There are four fundamental principles to keep in mind when writing anything about yourself for your digital channels.
- The Mullet Rule – Business in front/Party in Back. Have all pertinent professional information included, but include fun content about yourself.
- The length and content of a bio should reflect the tone of the channel.
- Don’t use the same bio across multiple channels
- Funnel your channels into one another to ensure all of them get equal exposure.
7 Key Pillars Of Personal Branding
If you’re unsure of the last time you updated your outward-facing personal branding materials, then it’s time for a full personal brand audit. How do you do this? By asking yourself 7 questions
Are you viewing your personal brand building from a long-range perspective? This involves creating long-term goals, based on identifying the characteristics you want associated with your brand. It also involves mindfulness that brands aren’t the result of “wishes,” but are “assembled” from everyday decisions and actions at home and in the workplace. How often during the first quarter did you put aside your initial reaction and, instead, act from a long-range point of view?
Are you building strong relationships with clients, prospects, and co-workers? Success is often the result of “lucky breaks” involving endeavors involving friends made in college or in the years following graduation. It pays to view your daily encounters with others as opportunities to build long-term relationships. What are some of the things you did to create long-term relationships with those you met during the first quarter of 2013?
Are you always looking for new ways to improve your personal brand building? Few can afford the luxury of focusing simply on performance. In today’s fast-paced world, everyone needs to invest time expanding their capabilities by exploring new ways to connect with others through social media and Internet marketing. What new ideas, skills, or techniques–like SlideShare–did you explore during the first quarter of 2013?
Are you appropriately “packaging” your brand through your words, your dress, and the design of your marketing materials?” Does your writing accurately and concisely reflect the value of your ideas? Sloppy writing communicates sloppy thinking, as do disorganized and cluttered business cards and websites. What are some of the steps you took during the first quarter to improve the packaging of your brand?
Are you merely performing up to expectations, or do you strive to outperform your previous best? For example, do you undertake writing or presenting projects outside of your comfort zone? When’s the last time you swung for a home run? What did you do to challenge your expectations during the first quarter of 2013?

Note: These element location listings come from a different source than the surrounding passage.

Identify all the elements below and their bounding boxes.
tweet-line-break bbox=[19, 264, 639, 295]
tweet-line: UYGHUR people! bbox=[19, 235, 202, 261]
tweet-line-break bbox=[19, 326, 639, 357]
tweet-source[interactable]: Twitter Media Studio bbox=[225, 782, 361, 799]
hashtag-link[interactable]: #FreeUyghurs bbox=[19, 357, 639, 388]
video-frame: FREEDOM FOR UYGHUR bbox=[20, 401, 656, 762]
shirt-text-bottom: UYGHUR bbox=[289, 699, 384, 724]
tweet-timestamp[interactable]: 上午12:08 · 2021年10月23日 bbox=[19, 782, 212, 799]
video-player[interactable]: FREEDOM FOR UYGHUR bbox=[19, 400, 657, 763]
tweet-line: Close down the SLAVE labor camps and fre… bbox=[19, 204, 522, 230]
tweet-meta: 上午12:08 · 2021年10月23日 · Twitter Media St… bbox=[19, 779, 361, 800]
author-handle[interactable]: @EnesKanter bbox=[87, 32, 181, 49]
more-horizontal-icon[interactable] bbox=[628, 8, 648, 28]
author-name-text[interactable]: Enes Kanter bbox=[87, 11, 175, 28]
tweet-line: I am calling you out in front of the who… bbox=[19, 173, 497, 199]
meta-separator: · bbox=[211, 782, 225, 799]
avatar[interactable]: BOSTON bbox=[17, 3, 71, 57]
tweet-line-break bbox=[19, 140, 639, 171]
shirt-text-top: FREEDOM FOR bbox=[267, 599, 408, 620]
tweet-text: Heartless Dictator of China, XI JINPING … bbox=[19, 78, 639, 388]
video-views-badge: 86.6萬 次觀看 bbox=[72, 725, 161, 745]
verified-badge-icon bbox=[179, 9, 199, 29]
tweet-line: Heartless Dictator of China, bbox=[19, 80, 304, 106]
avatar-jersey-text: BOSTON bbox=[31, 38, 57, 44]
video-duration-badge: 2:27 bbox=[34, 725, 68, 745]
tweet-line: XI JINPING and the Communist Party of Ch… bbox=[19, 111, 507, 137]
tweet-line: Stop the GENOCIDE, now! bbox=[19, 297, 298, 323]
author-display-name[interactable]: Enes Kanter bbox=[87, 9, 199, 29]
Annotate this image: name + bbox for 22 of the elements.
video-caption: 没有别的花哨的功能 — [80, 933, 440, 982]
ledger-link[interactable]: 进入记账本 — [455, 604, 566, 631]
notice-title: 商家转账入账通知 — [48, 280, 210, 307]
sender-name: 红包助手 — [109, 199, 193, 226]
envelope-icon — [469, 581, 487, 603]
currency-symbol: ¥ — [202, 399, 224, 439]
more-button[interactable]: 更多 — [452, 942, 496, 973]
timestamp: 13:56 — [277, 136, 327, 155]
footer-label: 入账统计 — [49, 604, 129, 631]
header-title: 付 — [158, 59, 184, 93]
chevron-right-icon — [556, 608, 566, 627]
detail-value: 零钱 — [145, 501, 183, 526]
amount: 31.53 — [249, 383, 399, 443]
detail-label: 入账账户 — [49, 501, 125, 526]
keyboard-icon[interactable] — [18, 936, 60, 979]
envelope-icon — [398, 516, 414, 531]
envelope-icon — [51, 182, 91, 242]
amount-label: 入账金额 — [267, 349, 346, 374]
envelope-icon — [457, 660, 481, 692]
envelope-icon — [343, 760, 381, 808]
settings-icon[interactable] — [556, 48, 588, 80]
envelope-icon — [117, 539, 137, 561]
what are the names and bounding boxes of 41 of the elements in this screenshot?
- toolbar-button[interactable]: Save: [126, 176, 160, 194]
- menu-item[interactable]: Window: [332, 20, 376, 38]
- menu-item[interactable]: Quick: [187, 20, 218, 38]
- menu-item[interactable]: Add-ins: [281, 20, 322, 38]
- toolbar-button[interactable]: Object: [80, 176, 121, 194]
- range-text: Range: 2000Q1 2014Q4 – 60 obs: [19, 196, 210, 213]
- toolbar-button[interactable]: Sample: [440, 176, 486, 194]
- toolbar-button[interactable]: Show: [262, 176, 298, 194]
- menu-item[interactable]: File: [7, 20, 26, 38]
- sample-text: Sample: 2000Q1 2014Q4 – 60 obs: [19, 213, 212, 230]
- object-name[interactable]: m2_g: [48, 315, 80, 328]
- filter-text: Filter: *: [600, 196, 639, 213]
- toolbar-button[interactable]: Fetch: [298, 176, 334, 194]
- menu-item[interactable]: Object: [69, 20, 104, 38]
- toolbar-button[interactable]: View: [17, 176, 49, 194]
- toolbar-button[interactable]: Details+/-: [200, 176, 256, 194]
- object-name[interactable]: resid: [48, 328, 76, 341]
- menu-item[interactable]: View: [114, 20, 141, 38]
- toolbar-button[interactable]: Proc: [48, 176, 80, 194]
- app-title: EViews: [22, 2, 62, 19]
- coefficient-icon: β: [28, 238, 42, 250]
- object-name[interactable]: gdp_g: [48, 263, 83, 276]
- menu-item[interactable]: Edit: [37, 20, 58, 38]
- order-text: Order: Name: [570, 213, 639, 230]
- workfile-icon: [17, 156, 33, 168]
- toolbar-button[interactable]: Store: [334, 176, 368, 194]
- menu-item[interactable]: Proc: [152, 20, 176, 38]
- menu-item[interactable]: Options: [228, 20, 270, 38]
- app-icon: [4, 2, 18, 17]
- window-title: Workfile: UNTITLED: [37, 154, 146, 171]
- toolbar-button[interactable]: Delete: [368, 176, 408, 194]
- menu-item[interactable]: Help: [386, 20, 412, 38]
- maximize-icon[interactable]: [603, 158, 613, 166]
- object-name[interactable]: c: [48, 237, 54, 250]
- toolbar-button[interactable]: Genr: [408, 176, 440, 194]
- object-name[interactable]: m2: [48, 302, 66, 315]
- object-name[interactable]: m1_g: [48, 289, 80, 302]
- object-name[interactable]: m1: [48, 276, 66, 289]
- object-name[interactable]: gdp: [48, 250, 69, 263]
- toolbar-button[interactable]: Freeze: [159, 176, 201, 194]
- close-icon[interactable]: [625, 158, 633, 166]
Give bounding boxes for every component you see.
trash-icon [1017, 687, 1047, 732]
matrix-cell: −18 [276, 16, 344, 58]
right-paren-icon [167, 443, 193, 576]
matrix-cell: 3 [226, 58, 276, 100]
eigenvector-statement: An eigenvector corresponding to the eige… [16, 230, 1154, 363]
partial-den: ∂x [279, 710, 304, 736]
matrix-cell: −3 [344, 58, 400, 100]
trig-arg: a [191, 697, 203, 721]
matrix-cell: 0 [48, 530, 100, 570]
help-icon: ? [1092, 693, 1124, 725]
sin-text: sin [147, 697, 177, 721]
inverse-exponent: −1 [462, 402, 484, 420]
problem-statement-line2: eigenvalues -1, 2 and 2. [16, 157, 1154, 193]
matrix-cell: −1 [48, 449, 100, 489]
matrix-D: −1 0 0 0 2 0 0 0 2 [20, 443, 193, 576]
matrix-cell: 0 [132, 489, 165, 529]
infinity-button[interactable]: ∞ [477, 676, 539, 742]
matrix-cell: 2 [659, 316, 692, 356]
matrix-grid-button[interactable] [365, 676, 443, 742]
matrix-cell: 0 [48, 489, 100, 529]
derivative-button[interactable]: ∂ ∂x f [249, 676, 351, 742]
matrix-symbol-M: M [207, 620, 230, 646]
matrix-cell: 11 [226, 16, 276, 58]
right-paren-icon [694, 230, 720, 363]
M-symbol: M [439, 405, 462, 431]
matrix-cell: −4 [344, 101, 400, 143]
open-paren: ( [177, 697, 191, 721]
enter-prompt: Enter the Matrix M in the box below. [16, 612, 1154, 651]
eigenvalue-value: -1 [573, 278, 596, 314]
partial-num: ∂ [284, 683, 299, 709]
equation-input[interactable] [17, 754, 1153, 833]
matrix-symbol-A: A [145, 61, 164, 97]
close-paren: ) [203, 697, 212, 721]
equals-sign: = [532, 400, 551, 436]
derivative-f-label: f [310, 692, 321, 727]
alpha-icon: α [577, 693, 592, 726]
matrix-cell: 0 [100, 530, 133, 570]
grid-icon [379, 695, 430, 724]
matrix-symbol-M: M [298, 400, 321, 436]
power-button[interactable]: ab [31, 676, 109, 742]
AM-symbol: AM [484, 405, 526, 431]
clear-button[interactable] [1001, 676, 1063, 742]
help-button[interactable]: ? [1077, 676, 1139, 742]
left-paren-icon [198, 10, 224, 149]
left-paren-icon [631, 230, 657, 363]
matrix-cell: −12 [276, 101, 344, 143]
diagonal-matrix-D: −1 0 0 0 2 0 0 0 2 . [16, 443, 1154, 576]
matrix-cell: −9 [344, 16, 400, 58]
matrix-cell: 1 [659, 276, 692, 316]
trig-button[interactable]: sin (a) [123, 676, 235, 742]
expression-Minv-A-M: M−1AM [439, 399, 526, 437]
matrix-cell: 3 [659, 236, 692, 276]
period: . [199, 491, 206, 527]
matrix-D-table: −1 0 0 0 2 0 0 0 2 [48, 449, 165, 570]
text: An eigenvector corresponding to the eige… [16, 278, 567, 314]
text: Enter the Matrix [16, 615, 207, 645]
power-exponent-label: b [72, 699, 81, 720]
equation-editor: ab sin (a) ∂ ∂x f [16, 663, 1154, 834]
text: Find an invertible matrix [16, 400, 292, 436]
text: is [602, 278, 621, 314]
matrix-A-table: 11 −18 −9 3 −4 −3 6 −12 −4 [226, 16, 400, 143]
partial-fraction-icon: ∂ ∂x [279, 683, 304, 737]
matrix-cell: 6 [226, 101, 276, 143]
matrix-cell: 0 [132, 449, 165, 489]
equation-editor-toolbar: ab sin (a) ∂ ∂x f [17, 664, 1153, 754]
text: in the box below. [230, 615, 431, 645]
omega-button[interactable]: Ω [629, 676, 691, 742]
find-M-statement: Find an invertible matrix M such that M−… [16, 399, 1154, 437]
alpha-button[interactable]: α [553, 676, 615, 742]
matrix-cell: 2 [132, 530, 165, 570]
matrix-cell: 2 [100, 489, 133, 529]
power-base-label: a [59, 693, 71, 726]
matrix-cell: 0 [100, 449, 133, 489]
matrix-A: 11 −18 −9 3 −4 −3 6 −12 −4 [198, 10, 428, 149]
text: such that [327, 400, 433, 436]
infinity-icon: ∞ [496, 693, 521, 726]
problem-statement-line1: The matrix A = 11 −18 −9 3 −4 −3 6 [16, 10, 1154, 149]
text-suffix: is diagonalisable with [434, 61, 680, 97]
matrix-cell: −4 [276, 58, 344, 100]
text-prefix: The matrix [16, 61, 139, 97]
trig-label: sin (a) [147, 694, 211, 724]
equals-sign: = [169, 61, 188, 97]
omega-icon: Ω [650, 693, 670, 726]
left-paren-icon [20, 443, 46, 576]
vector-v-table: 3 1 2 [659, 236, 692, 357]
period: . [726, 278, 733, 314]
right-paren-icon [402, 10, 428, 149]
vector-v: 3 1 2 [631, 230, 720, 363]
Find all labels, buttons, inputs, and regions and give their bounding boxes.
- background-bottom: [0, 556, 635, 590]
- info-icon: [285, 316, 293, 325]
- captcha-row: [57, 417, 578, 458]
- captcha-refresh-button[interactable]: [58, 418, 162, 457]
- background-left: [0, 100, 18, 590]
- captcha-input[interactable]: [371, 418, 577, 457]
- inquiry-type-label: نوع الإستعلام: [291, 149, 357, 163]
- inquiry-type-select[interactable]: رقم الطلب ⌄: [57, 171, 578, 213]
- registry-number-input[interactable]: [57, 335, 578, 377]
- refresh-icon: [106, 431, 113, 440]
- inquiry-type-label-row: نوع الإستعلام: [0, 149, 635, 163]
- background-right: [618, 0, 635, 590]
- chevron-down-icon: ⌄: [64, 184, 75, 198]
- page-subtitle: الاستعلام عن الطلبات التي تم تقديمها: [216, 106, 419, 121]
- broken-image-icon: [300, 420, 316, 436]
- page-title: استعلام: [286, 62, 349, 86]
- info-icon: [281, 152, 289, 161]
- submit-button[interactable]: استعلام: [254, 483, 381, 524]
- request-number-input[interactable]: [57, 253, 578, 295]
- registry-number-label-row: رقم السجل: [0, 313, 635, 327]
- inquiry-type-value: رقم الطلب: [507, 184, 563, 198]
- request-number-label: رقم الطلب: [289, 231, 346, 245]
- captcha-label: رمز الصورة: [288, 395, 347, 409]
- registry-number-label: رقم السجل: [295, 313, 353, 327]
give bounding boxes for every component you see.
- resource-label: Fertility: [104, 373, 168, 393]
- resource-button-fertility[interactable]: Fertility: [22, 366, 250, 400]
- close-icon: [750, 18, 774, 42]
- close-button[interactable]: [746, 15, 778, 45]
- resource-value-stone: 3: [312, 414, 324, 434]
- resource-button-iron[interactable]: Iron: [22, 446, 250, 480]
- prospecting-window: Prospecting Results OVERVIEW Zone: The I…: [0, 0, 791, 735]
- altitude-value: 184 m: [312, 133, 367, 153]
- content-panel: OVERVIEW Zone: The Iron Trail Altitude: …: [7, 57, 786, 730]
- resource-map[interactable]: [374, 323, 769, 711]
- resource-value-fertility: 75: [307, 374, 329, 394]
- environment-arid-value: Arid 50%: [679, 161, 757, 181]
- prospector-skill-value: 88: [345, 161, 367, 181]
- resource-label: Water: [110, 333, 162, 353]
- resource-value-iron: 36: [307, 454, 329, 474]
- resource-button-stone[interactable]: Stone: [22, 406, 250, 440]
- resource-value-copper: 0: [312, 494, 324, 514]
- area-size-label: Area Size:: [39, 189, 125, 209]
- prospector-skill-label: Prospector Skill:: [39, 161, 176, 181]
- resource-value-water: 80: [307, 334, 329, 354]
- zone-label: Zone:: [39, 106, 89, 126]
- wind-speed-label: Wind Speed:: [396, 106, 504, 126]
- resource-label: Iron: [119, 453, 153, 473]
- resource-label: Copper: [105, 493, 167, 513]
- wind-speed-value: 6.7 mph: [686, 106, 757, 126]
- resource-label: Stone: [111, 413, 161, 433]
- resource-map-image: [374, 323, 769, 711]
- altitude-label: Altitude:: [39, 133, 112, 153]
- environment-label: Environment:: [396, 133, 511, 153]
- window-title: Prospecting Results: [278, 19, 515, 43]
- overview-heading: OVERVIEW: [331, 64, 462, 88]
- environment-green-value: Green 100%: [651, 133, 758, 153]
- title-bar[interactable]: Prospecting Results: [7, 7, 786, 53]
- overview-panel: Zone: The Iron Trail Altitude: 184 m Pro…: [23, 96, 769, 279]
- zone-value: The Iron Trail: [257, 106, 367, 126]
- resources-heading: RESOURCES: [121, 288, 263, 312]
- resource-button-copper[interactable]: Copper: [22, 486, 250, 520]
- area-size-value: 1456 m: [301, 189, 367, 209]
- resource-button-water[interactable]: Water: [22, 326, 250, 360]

Are you committed to mastering the habits that lead to personal branding success? Although personal branding is often described in terms of strategies and tactics, like search engine optimization, headline writing, and new social media tools, the essence of personal branding success lies in your personal habits. Habits like time management, planning before acting, and leaving time to edit your words before distributing them, are ultimately more important. How effectively did you manage your time during the first quarter of 2013?
How consistent were your personal brand building efforts? Brand-building is a process, not an event. Frequency builds awareness, not occasional excellence. Consistency is easy to measure, because you can easily track the number of blog posts or FaceBook updates you shared. Were you able to keep on schedule with your blog posts, Tweets, and FaceBook/LinkedIn updates during the first quarter of 2013?
The intended outcome is taking all of your outward-facing personal branding and asking yourself ‘Does this accurately reflect who I am?’ If the answer is no, you need to start adjusting it so that your branding does reflect who you are. Personal branding isn’t done as a one-off; it requires effort and upkeep. Audit quarterly, keep track of changes and adjust nts, and shape your efforts according to what works best for you.